L’odore del sangue, un inno alla morte
È stato a lungo evidenziato il rapporto tra la stesura de L’odore del sangue e l’infarto che colpì il suo autore, Goffredo Parise, nell’estate del 1979. Un manoscritto redatto di getto (poi sigillato e chiuso in un cassetto fino al 1986), il cui titolo e argomento richiamano la malattia e l’odore dolciastro del sangue, che accompagneranno lo scrittore negli ultimi anni di vita.
Quella del protagonista, il Narratore, è un’ossessione, più che una malattia, per natura forse simile alle stesse ossessioni che tormentavano Parise e di cui l’intellettuale vicentino tentò di liberarsi tramite la scrittura.
Questo Narratore vive da oltre vent’anni un rapporto simbiotico con la moglie, Silvia. È una simbiosi particolare quella della coppia, poiché non c’è nulla di sessuale nel loro matrimonio (a eccezione di rari momenti), quanto piuttosto un’intesa platonica e mentale, che li porta ad allontanarsi fisicamente, rimanendo, comunque, in continuo contatto telefonico. Il Narratore, infatti, trascorre lunghi periodi in campagna, in una piccola frazione, dove ha conosciuto una ragazza di venticinque anni, di cui si è innamorato e con la quale intrattiene da alcuni anni una relazione. Eppure, l’affetto per Silvia rimane.
Un giorno, quest’ultima gli comunica di averlo tradito, a sua volta con qualcuno di più giovane: si tratta di un ragazzo di buona famiglia, virile e prepotente, con in testa idee fasciste. Ed è qui che scatta il surreale: poiché, sebbene il protagonista sia da anni infedele alla moglie, c’è qualcosa che lo turba nella relazione extraconiugale di Silvia.
Inizia, così, un gioco al massacro: il Narratore vuole sapere tutto della storia, ogni dettaglio, anche di natura sessuale. Da parte sua Silvia, da sempre dedita al marito più come un’amorevole madre che come una moglie, svela, in modo ancor più accentuato, la sua natura masochista. È chiaro che il tutto non può che finire in tragedia.

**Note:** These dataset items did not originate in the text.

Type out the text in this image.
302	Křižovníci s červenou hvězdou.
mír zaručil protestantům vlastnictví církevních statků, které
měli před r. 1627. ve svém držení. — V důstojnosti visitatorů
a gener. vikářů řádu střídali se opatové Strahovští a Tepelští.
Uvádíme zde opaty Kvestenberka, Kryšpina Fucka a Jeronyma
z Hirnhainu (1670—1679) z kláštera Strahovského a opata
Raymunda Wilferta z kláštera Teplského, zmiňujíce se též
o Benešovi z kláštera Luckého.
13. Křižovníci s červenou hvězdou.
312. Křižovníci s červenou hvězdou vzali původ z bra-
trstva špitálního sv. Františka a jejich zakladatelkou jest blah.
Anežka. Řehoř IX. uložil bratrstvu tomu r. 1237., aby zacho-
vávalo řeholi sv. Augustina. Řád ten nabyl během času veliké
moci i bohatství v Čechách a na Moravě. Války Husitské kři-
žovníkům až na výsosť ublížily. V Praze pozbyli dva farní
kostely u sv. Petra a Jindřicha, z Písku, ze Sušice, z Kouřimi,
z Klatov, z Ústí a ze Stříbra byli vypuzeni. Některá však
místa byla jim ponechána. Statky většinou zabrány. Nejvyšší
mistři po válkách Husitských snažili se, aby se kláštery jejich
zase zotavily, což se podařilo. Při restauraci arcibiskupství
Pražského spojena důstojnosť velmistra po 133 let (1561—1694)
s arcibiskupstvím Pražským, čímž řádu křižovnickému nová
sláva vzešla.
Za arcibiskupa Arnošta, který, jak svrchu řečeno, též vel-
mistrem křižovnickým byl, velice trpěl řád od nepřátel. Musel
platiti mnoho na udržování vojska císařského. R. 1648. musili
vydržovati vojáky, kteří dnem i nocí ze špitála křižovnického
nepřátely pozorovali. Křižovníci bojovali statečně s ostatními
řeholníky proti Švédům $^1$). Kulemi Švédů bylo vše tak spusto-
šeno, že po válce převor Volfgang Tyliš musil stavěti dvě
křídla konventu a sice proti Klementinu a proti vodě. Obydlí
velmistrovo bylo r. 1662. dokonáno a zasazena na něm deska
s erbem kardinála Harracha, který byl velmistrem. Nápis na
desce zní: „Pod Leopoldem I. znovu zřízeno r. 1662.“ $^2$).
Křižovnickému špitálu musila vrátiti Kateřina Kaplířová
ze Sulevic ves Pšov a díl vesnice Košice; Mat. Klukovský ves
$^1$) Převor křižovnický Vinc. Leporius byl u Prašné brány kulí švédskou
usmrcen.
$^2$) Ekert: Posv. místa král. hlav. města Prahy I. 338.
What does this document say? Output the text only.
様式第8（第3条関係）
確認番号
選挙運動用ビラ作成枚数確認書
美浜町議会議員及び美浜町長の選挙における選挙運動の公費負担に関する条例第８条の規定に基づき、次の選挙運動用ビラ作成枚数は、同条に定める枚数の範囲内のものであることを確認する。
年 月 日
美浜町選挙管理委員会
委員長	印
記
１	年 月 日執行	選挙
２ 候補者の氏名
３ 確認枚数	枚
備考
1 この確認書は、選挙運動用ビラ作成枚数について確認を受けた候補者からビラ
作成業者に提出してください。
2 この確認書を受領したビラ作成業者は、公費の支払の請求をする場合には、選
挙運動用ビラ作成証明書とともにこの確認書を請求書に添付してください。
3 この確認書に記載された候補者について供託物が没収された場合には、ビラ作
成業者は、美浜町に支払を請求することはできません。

Come si è detto, L’odore del sangue possiede una forte componente autobiografica (ma pare che Parise sia rimasto colpito pure da un fatto di sangue successo a Bologna), legata all’aggravarsi delle condizioni di salute dell’autore. Da un punto di vista narrativo non accade nulla di particolare, tutta la vicenda si sviluppa intorno alle riflessioni del Narratore. Narratore che scompone, analizza ed indaga ogni più piccolo gesto e pensiero. L’odore del sangue è un romanzo in cui prevale senz’altro un punto di vista maschile, poiché tutto passa attraverso lo sguardo di un uomo, da una parte marito, che soffre per il tradimento della moglie e il suo essere costretto a condividerla con un altro, dall’altra medico, che cerca una risposta alle sue domande, nel tentativo di trovare un senso all’accaduto, liberandosi così dalle sue frustrazioni.
Al centro della trama c’è, da una parte, la gelosia, e dall’altra il sesso. Sesso concepito in modo negativo, come umiliazione (Silvia costretta a fare all’amore con il ragazzo davanti ai suoi amici e, in seguito, violentata a turno) e come sottomissione (Silvia che è disposta a tutto pur di soddisfare i desideri del suo amante), mentre è noto che, generalmente, Parise avesse nei confronti dell’argomento un atteggiamento ironico. Nell’introduzione al libro, lo scomparso Cesare Garboli si chiede cosa possa aver determinato un mutamento così radicale nei confronti del tema, tanto da esporlo in modo tanto tragico. Forse un’esperienza personale di Parise? Poco importa, dice il critico, perché L’odore del sangue è un testo che appartiene ormai alla storia della letteratura italiana, dove «c’è un inferno e un romanziere che lo racconta. Uno che si è trovato davanti la Gorgone e non ha chiuso gli occhi».